Xing Zhao-Yu, Wang Yin, Cheng Long, Chen Jie, He Xiao-Zhou, Xing Wei
The Department of Urology, the Third Affiliated Hospital, Soochow University, Changzhou, China.
Institute of Neuroscience, Soochow University, Suzhou, China.
Cell Physiol Biochem. 2018;50(2):640-653. doi: 10.1159/000494185. Epub 2018 Oct 11.
BACKGROUND/AIMS: Mammalian target of rapamycin (mTOR) is a valuable treatment target of renal cell carcinoma (RCC). Palomid 529 is a novel mTORC1/2 dual inhibitor.
RCC cells were treated with different concentrations of Palomid 529. Cell survival was tested by MTT assay and clonogenicity assay. Cell proliferation was tested by BrdU ELISA assay. Cell apoptosis was tested by the Hoechst-33342 nuclei staining assay and Histone DNA ELISA assay. mTOR signaling was tested by Western blotting assay and co-immunoprecipitation (IP) assay.
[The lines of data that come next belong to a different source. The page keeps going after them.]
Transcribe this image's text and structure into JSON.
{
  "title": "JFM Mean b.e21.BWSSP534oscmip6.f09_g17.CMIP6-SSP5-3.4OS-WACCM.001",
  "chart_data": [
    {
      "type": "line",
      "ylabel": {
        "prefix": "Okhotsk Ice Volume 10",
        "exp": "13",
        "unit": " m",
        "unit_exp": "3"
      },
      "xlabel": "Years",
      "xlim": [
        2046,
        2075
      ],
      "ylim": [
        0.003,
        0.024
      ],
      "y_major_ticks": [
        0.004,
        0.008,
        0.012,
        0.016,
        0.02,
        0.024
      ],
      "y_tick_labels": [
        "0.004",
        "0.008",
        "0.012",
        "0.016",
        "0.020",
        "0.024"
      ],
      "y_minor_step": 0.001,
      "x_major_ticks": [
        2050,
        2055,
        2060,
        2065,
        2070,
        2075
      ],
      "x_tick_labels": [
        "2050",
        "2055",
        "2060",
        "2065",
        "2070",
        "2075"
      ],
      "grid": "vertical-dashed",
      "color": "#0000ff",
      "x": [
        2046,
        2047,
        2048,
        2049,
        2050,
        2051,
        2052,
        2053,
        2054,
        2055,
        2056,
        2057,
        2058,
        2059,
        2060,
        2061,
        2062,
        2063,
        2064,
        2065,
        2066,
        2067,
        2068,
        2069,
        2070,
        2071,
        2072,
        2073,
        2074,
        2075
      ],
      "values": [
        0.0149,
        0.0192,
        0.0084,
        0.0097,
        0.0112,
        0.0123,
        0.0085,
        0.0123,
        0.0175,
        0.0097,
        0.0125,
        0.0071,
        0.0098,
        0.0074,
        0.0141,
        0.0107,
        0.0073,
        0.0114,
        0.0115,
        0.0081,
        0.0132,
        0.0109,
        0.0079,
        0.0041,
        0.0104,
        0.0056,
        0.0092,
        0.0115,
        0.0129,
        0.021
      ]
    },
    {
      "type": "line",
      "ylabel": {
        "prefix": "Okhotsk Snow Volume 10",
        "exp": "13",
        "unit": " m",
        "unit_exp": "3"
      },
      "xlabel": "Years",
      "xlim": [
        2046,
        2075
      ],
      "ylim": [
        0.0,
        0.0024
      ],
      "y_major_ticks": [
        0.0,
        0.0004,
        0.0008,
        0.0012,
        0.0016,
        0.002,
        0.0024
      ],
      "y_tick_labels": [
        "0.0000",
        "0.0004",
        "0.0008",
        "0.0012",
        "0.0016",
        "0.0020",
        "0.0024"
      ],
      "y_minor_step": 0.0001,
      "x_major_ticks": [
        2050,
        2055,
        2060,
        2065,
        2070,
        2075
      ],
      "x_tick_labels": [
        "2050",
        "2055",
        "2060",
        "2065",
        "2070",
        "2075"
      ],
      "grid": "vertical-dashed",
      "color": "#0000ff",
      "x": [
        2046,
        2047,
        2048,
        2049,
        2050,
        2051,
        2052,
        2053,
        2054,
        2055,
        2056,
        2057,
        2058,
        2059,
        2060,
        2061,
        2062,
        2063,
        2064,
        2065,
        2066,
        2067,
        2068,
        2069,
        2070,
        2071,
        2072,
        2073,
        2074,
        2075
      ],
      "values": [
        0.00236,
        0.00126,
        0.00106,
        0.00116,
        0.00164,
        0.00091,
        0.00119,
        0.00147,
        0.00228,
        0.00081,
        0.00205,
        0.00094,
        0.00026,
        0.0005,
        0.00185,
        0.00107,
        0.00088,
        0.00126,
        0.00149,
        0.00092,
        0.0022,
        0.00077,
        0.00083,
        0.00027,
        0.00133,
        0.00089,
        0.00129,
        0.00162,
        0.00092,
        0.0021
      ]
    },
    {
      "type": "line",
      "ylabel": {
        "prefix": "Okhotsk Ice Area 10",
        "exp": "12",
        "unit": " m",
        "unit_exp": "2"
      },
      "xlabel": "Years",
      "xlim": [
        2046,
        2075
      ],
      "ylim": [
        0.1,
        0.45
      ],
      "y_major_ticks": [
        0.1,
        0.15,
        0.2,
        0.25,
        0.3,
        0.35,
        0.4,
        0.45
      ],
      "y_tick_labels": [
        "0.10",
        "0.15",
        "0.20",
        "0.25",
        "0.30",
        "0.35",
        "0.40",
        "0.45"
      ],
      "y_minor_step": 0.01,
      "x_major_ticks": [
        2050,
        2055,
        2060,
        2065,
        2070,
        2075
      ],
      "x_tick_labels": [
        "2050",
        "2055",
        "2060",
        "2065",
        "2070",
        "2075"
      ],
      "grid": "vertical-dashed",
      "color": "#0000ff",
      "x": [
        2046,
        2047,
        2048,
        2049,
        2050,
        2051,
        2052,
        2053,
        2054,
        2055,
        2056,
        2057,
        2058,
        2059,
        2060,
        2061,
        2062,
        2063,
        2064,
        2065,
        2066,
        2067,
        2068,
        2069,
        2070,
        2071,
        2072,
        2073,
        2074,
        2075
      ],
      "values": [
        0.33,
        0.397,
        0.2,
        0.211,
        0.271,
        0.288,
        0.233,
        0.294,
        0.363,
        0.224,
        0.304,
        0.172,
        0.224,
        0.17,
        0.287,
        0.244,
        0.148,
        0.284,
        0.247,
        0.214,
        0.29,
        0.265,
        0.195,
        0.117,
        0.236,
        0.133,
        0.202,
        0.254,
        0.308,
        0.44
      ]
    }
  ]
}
The SCID mouse 786-O xenograft model was established to test RCC cell growth in vivo.
Palomid 529 exerted cytotoxic, anti-proliferative and pro-apoptotic activities in 786-O RCC cells. Palomid 529 disassembled mTORC1/2, causing de-phosphorylation of mTORC1/2 substrates. Bromodomain-containing protein 4 (BRD4) is a primary resistant factor of Palomid 529. Palomid 529-induced 786-O cell apoptosis was sensitized by BRD4 inhibitors or BRD4 silencing, but inhibited with BRD4 over-expression. Palomid 529-induced cytotoxicity in the primary human RCC cells was negatively correlated with BRD4 expression level. In vivo, Palomid 529 i.p. administration inhibited 786-O xenograft tumor growth in SCID mice. Its anti-tumor activity was further sensitized by co-administration of the BRD4 inhibitor JQ1. Cconclusion: Palomid 529 inhibits RCC cell growth in vitro and in vivo. BRD4 inhibition could further sensitize Palomid 529 against RCC cells.
背景/目的:雷帕霉素哺乳动物靶点(mTOR)是肾细胞癌(RCC)的一个重要治疗靶点。Palomid 529是一种新型的mTORC1/2双重抑制剂。
用不同浓度的Palomid 529处理肾癌细胞。通过MTT法和克隆形成试验检测细胞存活率。通过BrdU ELISA试验检测细胞增殖。通过Hoechst-33342细胞核染色试验和组蛋白DNA ELISA试验检测细胞凋亡。通过蛋白质免疫印迹法和免疫共沉淀(IP)试验检测mTOR信号通路。建立SCID小鼠786-O异种移植模型以检测肾癌细胞在体内的生长情况。
Palomid 529对786-O肾癌细胞具有细胞毒性、抗增殖和促凋亡活性。Palomid 529使mTORC1/2解聚,导致mTORC1/2底物去磷酸化。含溴结构域蛋白4(BRD4)是Palomid 529的主要耐药因子。BRD4抑制剂或BRD4沉默可使Palomid 529诱导的786-O细胞凋亡敏感化,但BRD4过表达则抑制这种凋亡。Palomid 529对原代人肾癌细胞诱导的细胞毒性与BRD4表达水平呈负相关。在体内,腹腔注射Palomid 529可抑制SCID小鼠体内786-O异种移植瘤的生长。联合使用BRD4抑制剂JQ1可进一步增强其抗肿瘤活性。结论:Palomid 529在体外和体内均能抑制肾癌细胞生长。抑制BRD4可进一步增强Palomid 529对肾癌细胞的敏感性。